Any business with multiple branches — a restaurant chain, say, or a clothing retailer — is ultimately going to run a fairly lean IT operation, and likely will have more locations than IT staff, according to Daghan Altas, director of product management at Cisco Meraki. In that environment, where store managers serve as ad-hoc network administrators, how can businesses ensure that they deliver a strong wireless network experience? SD-WAN can help.
SD-WAN decouples the network and the control plane. As Altas noted during a session at CDW’s “Transforming the Customer Experience with Digital Modernization” summit in New Orleans, SD-WAN boils down to the “idea of using two circuits concurrently in a smart way,” meaning that a router, firewall, or another SD-WAN device “can essentially choose the best path for the best application.”
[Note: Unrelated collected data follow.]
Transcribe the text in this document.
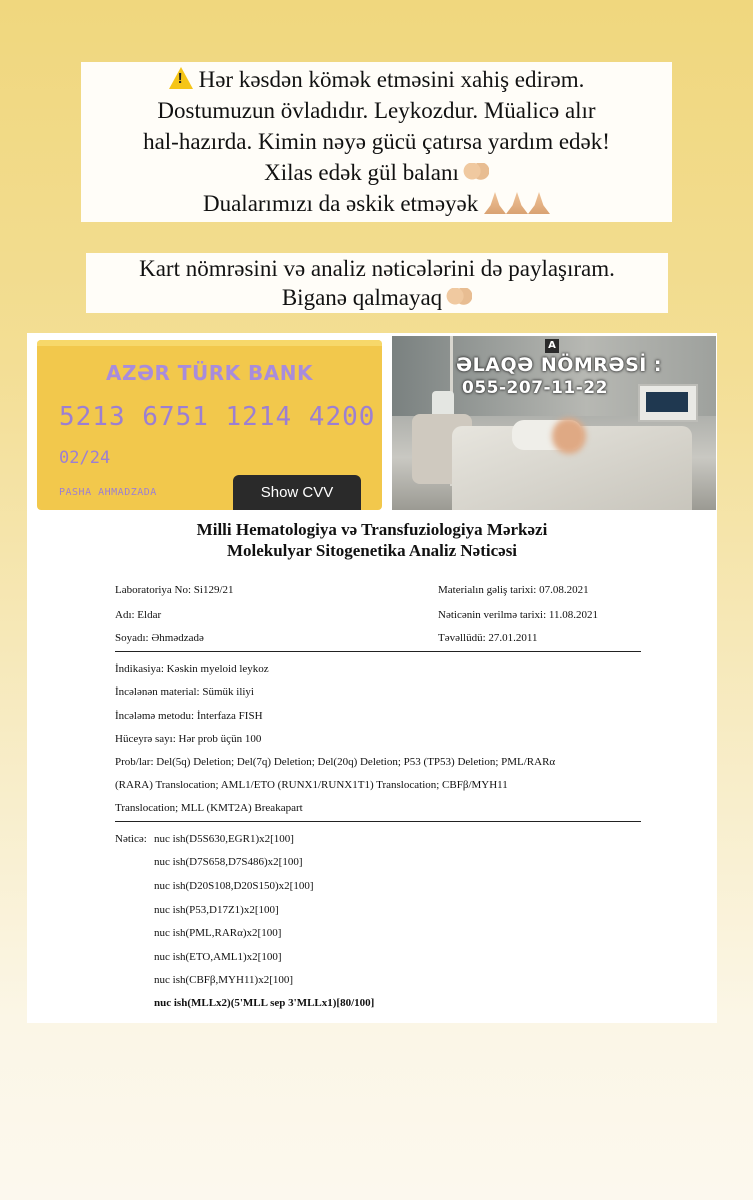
!Hər kəsdən kömək etməsini xahiş edirəm.
Dostumuzun övladıdır. Leykozdur. Müalicə alır
hal-hazırda. Kimin nəyə gücü çatırsa yardım edək!
Xilas edək gül balanı
Dualarımızı da əskik etməyək
Kart nömrəsini və analiz nəticələrini də paylaşıram.
Biganə qalmayaq
AZƏR TÜRK BANK
5213 6751 1214 4200
02/24
PASHA AHMADZADA	Show CVV
A
ƏLAQƏ NÖMRƏSİ :
055-207-11-22
Milli Hematologiya və Transfuziologiya Mərkəzi
Molekulyar Sitogenetika Analiz Nəticəsi
Laboratoriya No: Si129/21
Adı: Eldar
Soyadı: Əhmədzadə
Materialın gəliş tarixi: 07.08.2021
Nəticənin verilmə tarixi: 11.08.2021
Təvəllüdü: 27.01.2011
İndikasiya: Kəskin myeloid leykoz
İncələnən material: Sümük iliyi
İncələmə metodu: İnterfaza FISH
Hüceyrə sayı: Hər prob üçün 100
Prob/lar: Del(5q) Deletion; Del(7q) Deletion; Del(20q) Deletion; P53 (TP53) Deletion; PML/RARα
(RARA) Translocation; AML1/ETO (RUNX1/RUNX1T1) Translocation; CBFβ/MYH11
Translocation; MLL (KMT2A) Breakapart
Nəticə: nuc ish(D5S630,EGR1)x2[100]
nuc ish(D7S658,D7S486)x2[100]
nuc ish(D20S108,D20S150)x2[100]
nuc ish(P53,D17Z1)x2[100]
nuc ish(PML,RARα)x2[100]
nuc ish(ETO,AML1)x2[100]
nuc ish(CBFβ,MYH11)x2[100]
nuc ish(MLLx2)(5'MLL sep 3'MLLx1)[80/100]
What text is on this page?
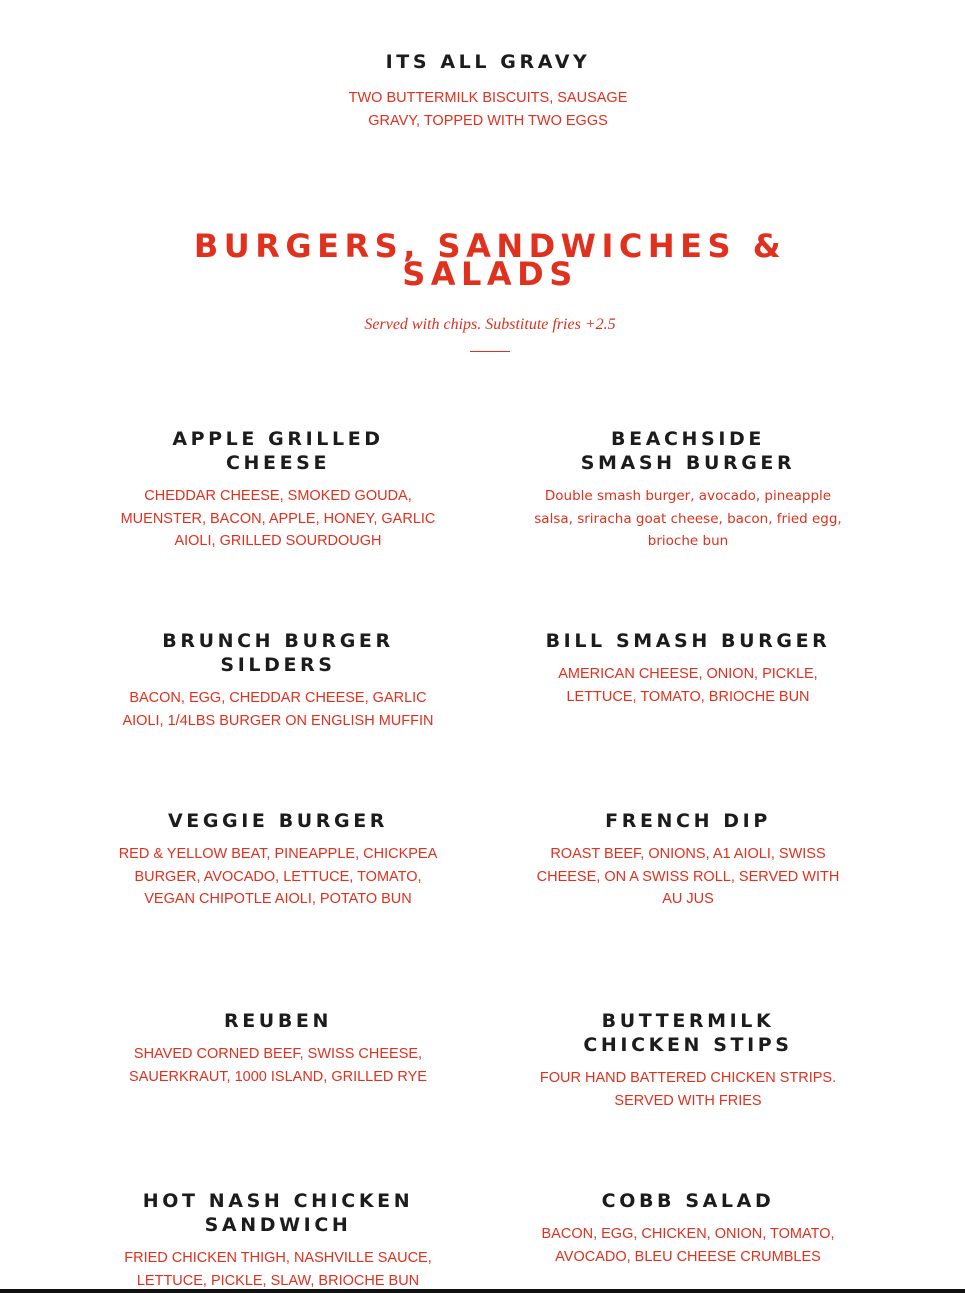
ITS ALL GRAVY

TWO BUTTERMILK BISCUITS, SAUSAGE GRAVY, TOPPED WITH TWO EGGS

BURGERS, SANDWICHES & SALADS

Served with chips. Substitute fries +2.5

APPLE GRILLED CHEESE

CHEDDAR CHEESE, SMOKED GOUDA, MUENSTER, BACON, APPLE, HONEY, GARLIC AIOLI, GRILLED SOURDOUGH

BEACHSIDE SMASH BURGER

Double smash burger, avocado, pineapple salsa, sriracha goat cheese, bacon, fried egg, brioche bun

BRUNCH BURGER SILDERS

BACON, EGG, CHEDDAR CHEESE, GARLIC AIOLI, 1/4LBS BURGER ON ENGLISH MUFFIN

BILL SMASH BURGER

AMERICAN CHEESE, ONION, PICKLE, LETTUCE, TOMATO, BRIOCHE BUN

VEGGIE BURGER

RED & YELLOW BEAT, PINEAPPLE, CHICKPEA BURGER, AVOCADO, LETTUCE, TOMATO, VEGAN CHIPOTLE AIOLI, POTATO BUN

FRENCH DIP

ROAST BEEF, ONIONS, A1 AIOLI, SWISS CHEESE, ON A SWISS ROLL, SERVED WITH AU JUS

REUBEN

SHAVED CORNED BEEF, SWISS CHEESE, SAUERKRAUT, 1000 ISLAND, GRILLED RYE

BUTTERMILK CHICKEN STIPS

FOUR HAND BATTERED CHICKEN STRIPS. SERVED WITH FRIES

HOT NASH CHICKEN SANDWICH

FRIED CHICKEN THIGH, NASHVILLE SAUCE, LETTUCE, PICKLE, SLAW, BRIOCHE BUN

COBB SALAD

BACON, EGG, CHICKEN, ONION, TOMATO, AVOCADO, BLEU CHEESE CRUMBLES
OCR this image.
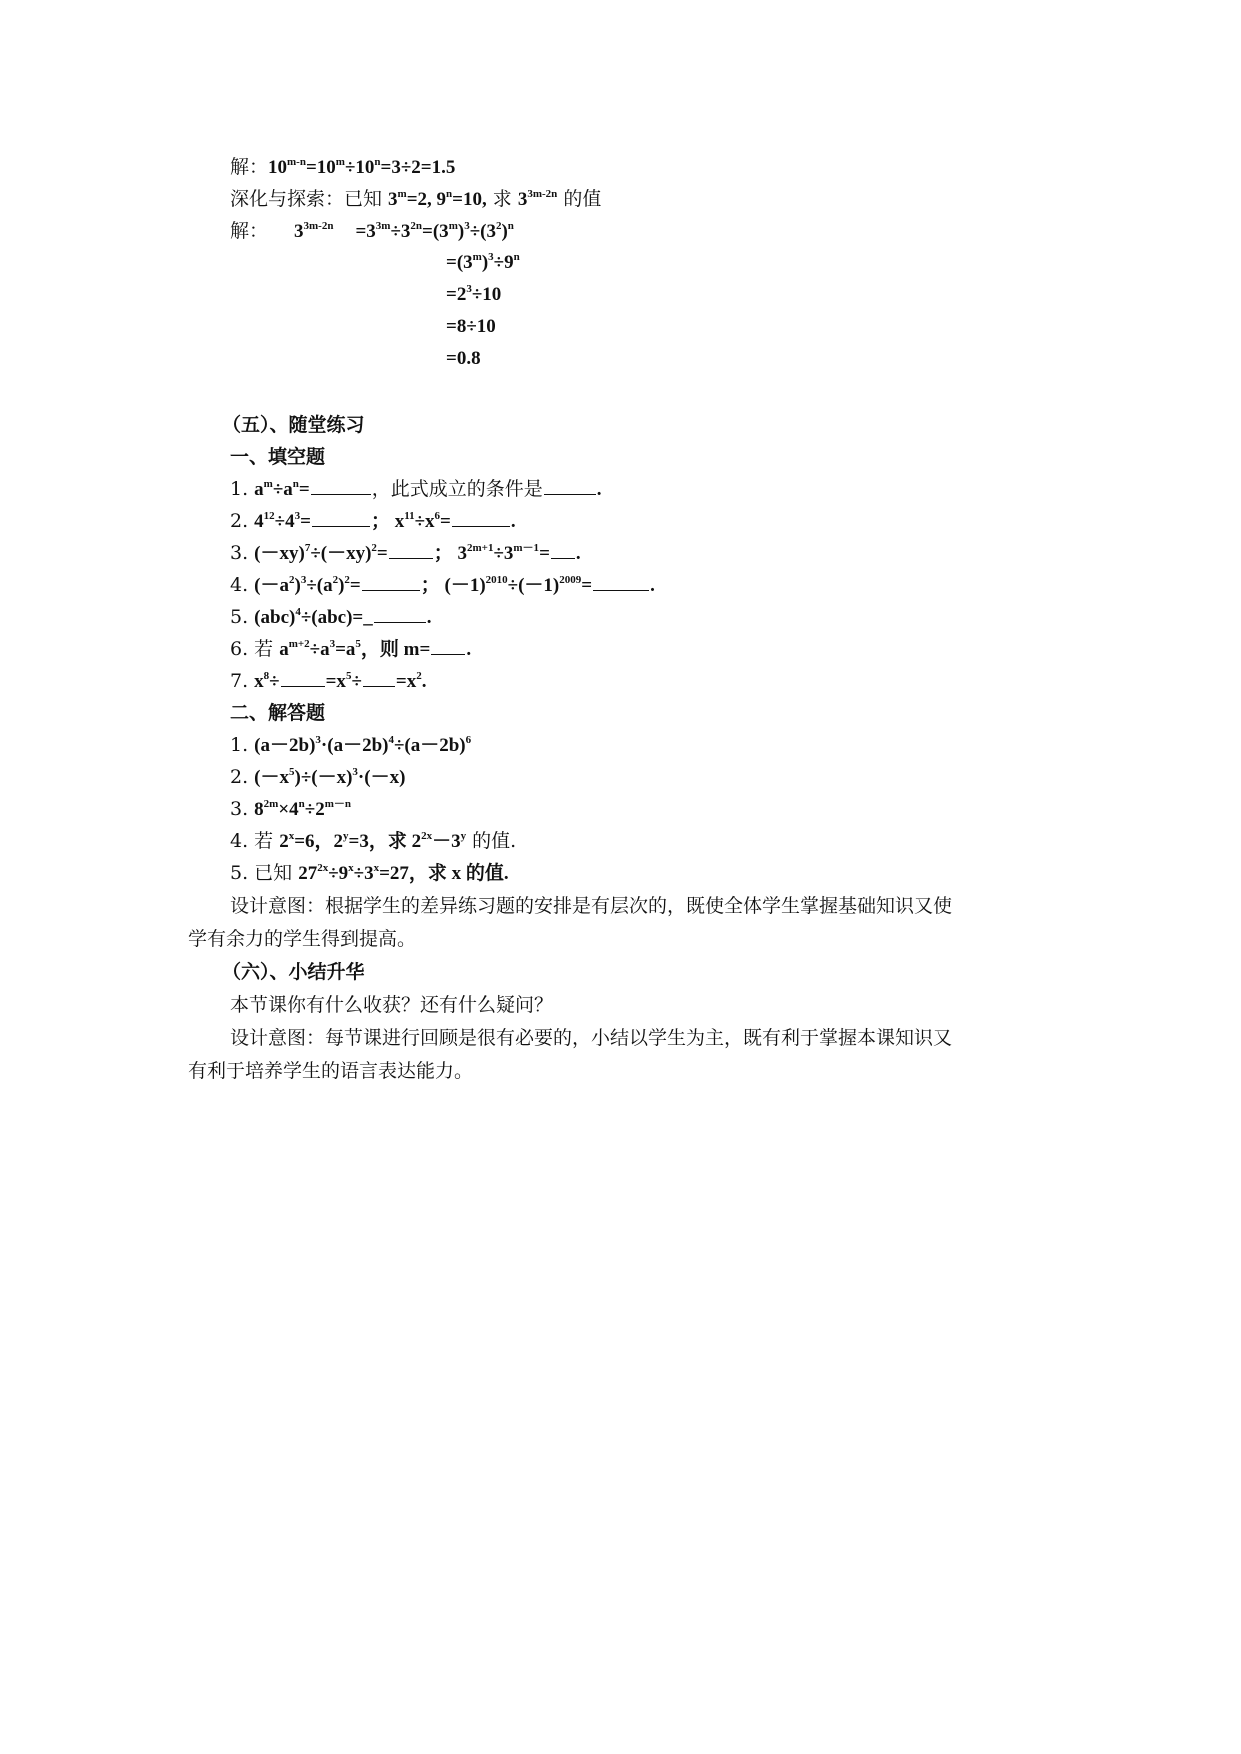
解：$10^{m-n}=10^m\div 10^n=3\div 2=1.5$
深化与探索：已知 $3^m=2$, $9^n=10$, 求 $3^{3m-2n}$ 的值
解： $3^{3m-2n} =3^{3m}\div 3^{2n}=(3^m)^3\div(3^2)^n$
$=(3^m)^3\div 9^n$
$=2^3\div 10$
=8÷10
=0.8
（五）、随堂练习
一、填空题
1. $a^m\div a^n=$	，此式成立的条件是	.
2. $4^{12}\div 4^3=$	； $x^{11}\div x^6=$	.
3. $(-xy)^7\div(-xy)^2=$ ； $3^{2m+1}\div 3^{m-1}=$ .
4. $(-a^2)^3\div(a^2)^2=$	； $(-1)^{2010}\div(-1)^{2009}=$	.
5. (abc)$^4$÷(abc)=_	.
6. 若 $a^{m+2}\div a^3=a^5$，则 m= .
7. $x^8\div =x^5\div =x^2$.
二、解答题
1. $(a-2b)^3\cdot(a-2b)^4\div(a-2b)^6$
2. $(-x^5)\div(-x)^3\cdot(-x)$
3. $8^{2m}\times 4^n\div 2^{m-n}$
4. 若 $2^x=6$，$2^y=3$，求 $2^{2x}-3^y$ 的值.
5. 已知 $27^{2x}\div 9^x\div 3^x=27$，求 x 的值.
设计意图：根据学生的差异练习题的安排是有层次的，既使全体学生掌握基础知识又使
学有余力的学生得到提高。
（六）、小结升华
本节课你有什么收获？还有什么疑问？
设计意图：每节课进行回顾是很有必要的，小结以学生为主，既有利于掌握本课知识又
有利于培养学生的语言表达能力。
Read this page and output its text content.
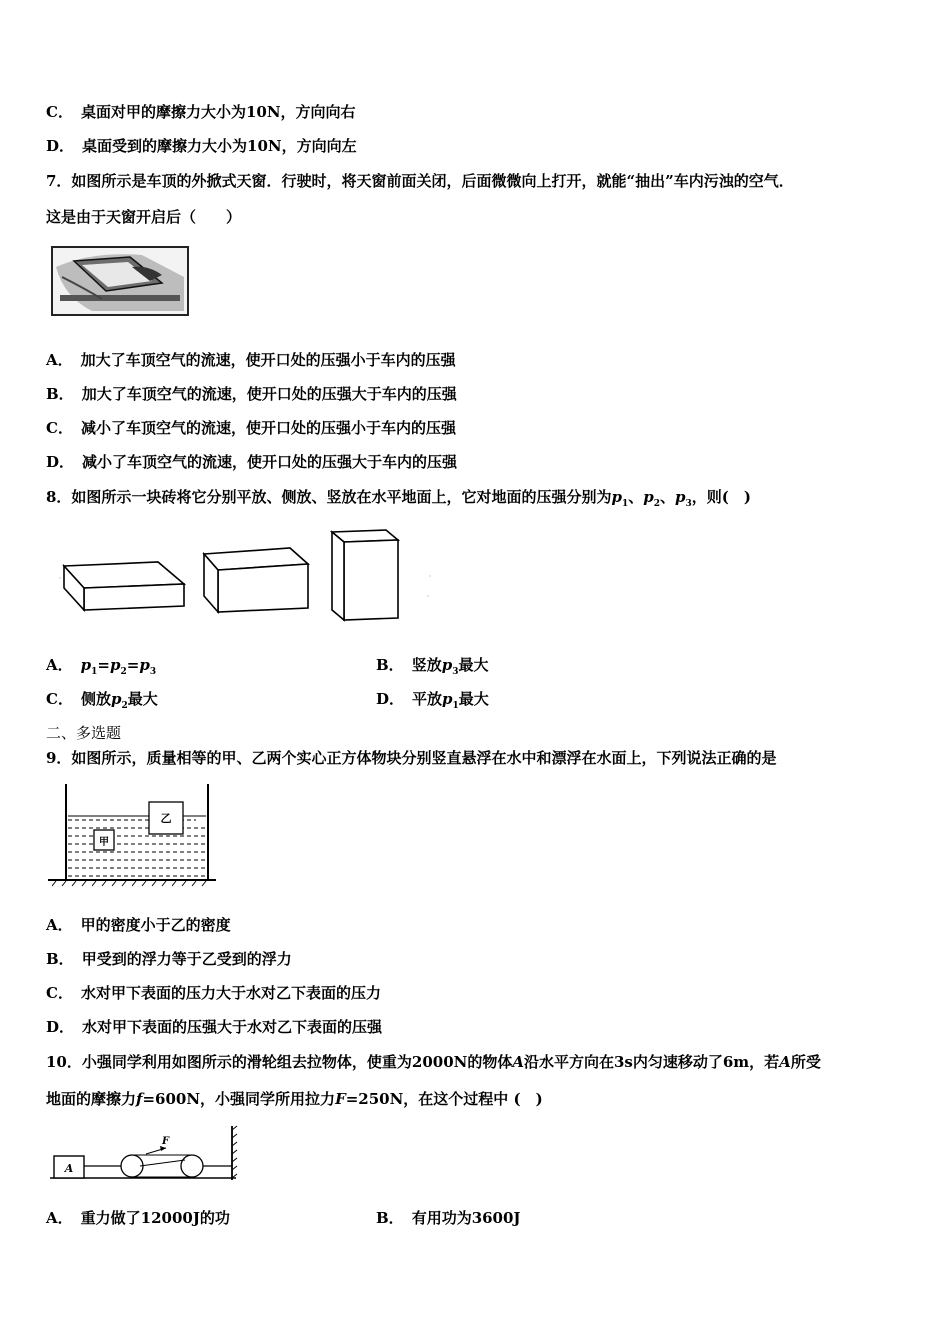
C． 桌面对甲的摩擦力大小为10N，方向向右
D． 桌面受到的摩擦力大小为10N，方向向左
7．如图所示是车顶的外掀式天窗．行驶时，将天窗前面关闭，后面微微向上打开，就能“抽出”车内污浊的空气．
这是由于天窗开启后（　　）
A． 加大了车顶空气的流速，使开口处的压强小于车内的压强
B． 加大了车顶空气的流速，使开口处的压强大于车内的压强
C． 减小了车顶空气的流速，使开口处的压强小于车内的压强
D． 减小了车顶空气的流速，使开口处的压强大于车内的压强
8．如图所示一块砖将它分别平放、侧放、竖放在水平地面上，它对地面的压强分别为$p_1$、$p_2$、$p_3$，则(　)
A． $p_1=p_2=p_3$	B． 竖放$p_3$最大
C． 侧放$p_2$最大	D． 平放$p_1$最大
二、多选题
9．如图所示，质量相等的甲、乙两个实心正方体物块分别竖直悬浮在水中和漂浮在水面上，下列说法正确的是
甲
乙
A． 甲的密度小于乙的密度
B． 甲受到的浮力等于乙受到的浮力
C． 水对甲下表面的压力大于水对乙下表面的压力
D． 水对甲下表面的压强大于水对乙下表面的压强
10．小强同学利用如图所示的滑轮组去拉物体，使重为2000N的物体A沿水平方向在3s内匀速移动了6m，若A所受
地面的摩擦力f=600N，小强同学所用拉力F=250N，在这个过程中 (　)
A
F
A． 重力做了12000J的功	B． 有用功为3600J
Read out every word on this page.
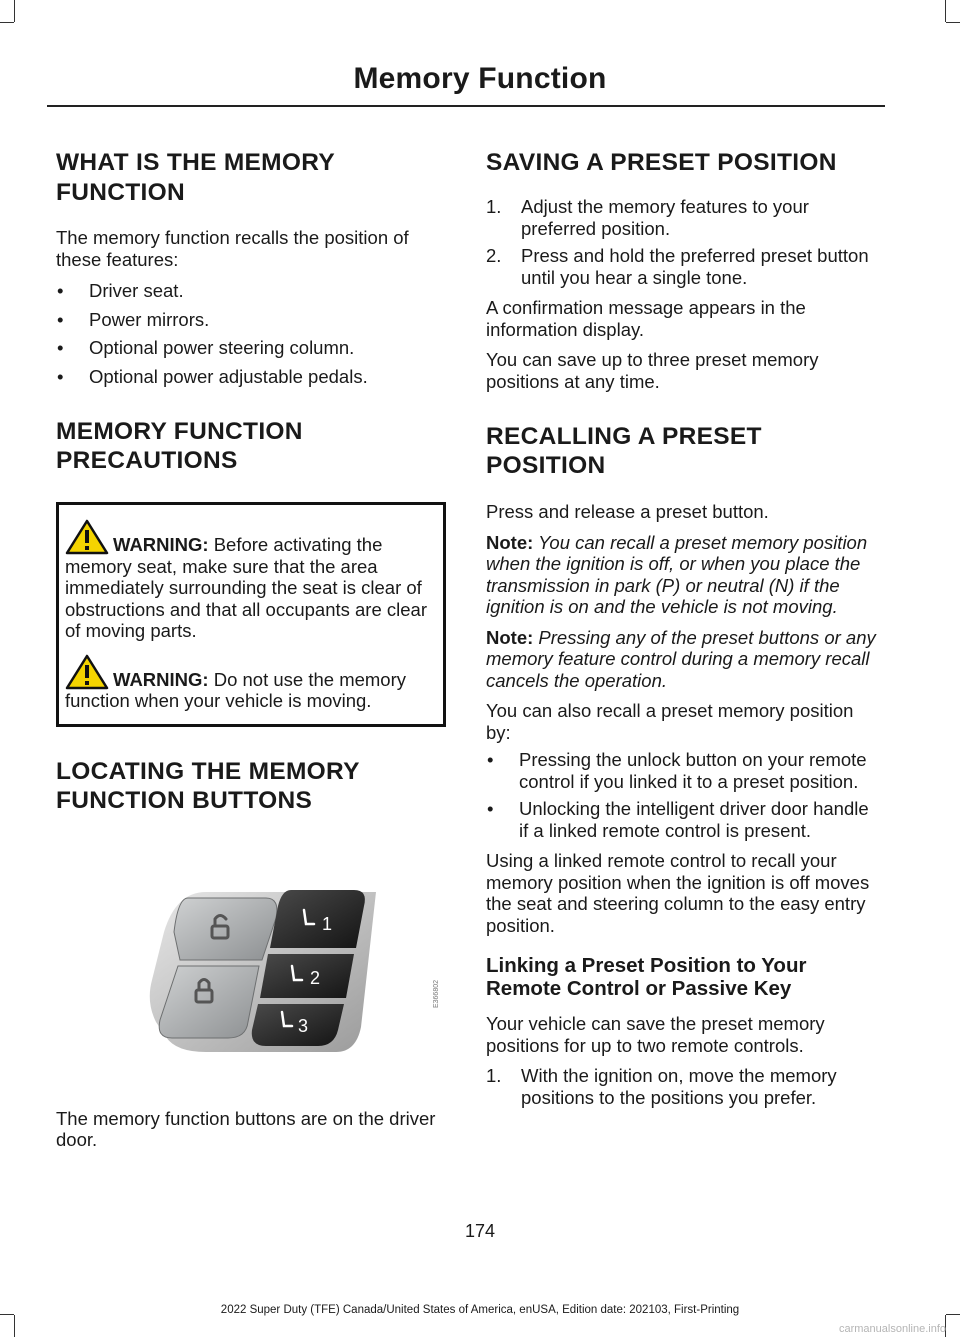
Memory Function
WHAT IS THE MEMORY
FUNCTION

The memory function recalls the position of these features:

• Driver seat.
• Power mirrors.
• Optional power steering column.
• Optional power adjustable pedals.
MEMORY FUNCTION
PRECAUTIONS
WARNING: Before activating the memory seat, make sure that the area immediately surrounding the seat is clear of obstructions and that all occupants are clear of moving parts.
WARNING: Do not use the memory function when your vehicle is moving.
LOCATING THE MEMORY
FUNCTION BUTTONS
1
2
3
E366802

The memory function buttons are on the driver door.

SAVING A PRESET POSITION
1. Adjust the memory features to your preferred position.
2. Press and hold the preferred preset button until you hear a single tone.

A confirmation message appears in the information display.

You can save up to three preset memory positions at any time.

RECALLING A PRESET
POSITION

Press and release a preset button.

Note: You can recall a preset memory position when the ignition is off, or when you place the transmission in park (P) or neutral (N) if the ignition is on and the vehicle is not moving.

Note: Pressing any of the preset buttons or any memory feature control during a memory recall cancels the operation.

You can also recall a preset memory position by:

• Pressing the unlock button on your remote control if you linked it to a preset position.
• Unlocking the intelligent driver door handle if a linked remote control is present.

Using a linked remote control to recall your memory position when the ignition is off moves the seat and steering column to the easy entry position.

Linking a Preset Position to Your Remote Control or Passive Key

Your vehicle can save the preset memory positions for up to two remote controls.

1. With the ignition on, move the memory positions to the positions you prefer.
174
2022 Super Duty (TFE) Canada/United States of America, enUSA, Edition date: 202103, First-Printing
carmanualsonline.info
For example, voice calls and credit card transactions can go over multiprotocol label-switching while YouTube uses the broadband connection, he said. SD-WAN lets companies do that automatically, he said, “so that the IT people don’t even have to know it. They can set it and forget it.”
SD-WAN can deliver greater reliability, lower costs and more bandwidth — but only two of those three results at once, Altas noted. Businesses are starting to see the benefits of the technology, and the demand for SD-WAN is growing rapidly, with IDC forecasting that the SD-WAN market will grow to $6 billion by 2020. “It’s a transformational technology,” Altas said.
The Benefits of SD-WAN
With SD-WAN, businesses can set up wireless networks at branch locations that do not rely on a single connection. Companies can have two; Altas noted that it’s like having both the Google Maps and Waze apps on a smartphone. For any given application on the network, SD-WAN lets businesses ask, what is the fastest way to get from point A to point B?
“If you’re not looking into SD-WAN, if you have lots of locations, you should,” he said. “It will give you reliability, it will give you cost savings, and it will give you more bandwidth. You get two out of three.”
Businesses can get more reliability, lower costs or more bandwidth, so long as one of those three things is something the company is willing to give up, Altas explained. “If you put more circuits in, then obviously you are not going to get cost savings,” he said.
But by moving to a dual-broadband solution, for example, companies can save money and increase their network bandwidth, he added. However, the company is then taking a gamble on reliability by not having any MPLS solutions in the mix. “If I’m a retailer or hotel, I would take that risk,” he added. “But if I’m a bank, I might not.”
Improve the Customer Experience, and Bottom Line, with SD-WAN
Cisco Meraki’s cloud-based dashboard for its SD-WAN solution allows IT managers to look at the health of their networks and get heat maps for where and how much customers are using the network. “You can basically right-size your network based on Meraki using our dashboard,” Altas said. “But beyond that, you can actually get a lot of metrics” on where network traffic is spiking and where problem spots are emerging on the network.
Presence also matters a great deal in many business settings, whether it is a retailer or a doctor’s office with a waiting room where many people congregate, Altas said. “You’re going to want to have more bandwidth there, and you also want to understand why you’re having weird behaviors, like all of a sudden everybody is congregating in a different area.”
Users may adjust their behavior based on the network conditions they observe on their devices, he said, and may not go into certain parts of a location because they do not get reliable connectivity there.
“That’s the kind of thing you can track and remediate with the Meraki solution,” Altas said.
All of Meraki’s SD-WAN access points have Bluetooth Low Energy beacons built in, allowing the company to track users and give the company anonymized data on where they are, how many times they go on the network and the frequency of their connections. That kind of data can be helpful for loyalty programs, and also allows companies to deliver personalized, relevant special offers.
IT leaders buy these solutions, but marketing teams can realize the benefits, Altas said. The data can be used to create more engaging splash pages for customized websites or portals to draw more customers, or used in A-B testing for marketing promotions.
SD-WAN also enables businesses to deliver more personalized offers to customers. Ford uses Meraki in its car dealerships, Altas noted. The company has 3,400 dealerships nationwide. “Just imagine what insightful information it is to marketing to know that if you run a specific campaign, people walk into the actual dealership versus just staying in the parking lot,” he said. “That’s the kind of insight you can get from the network.”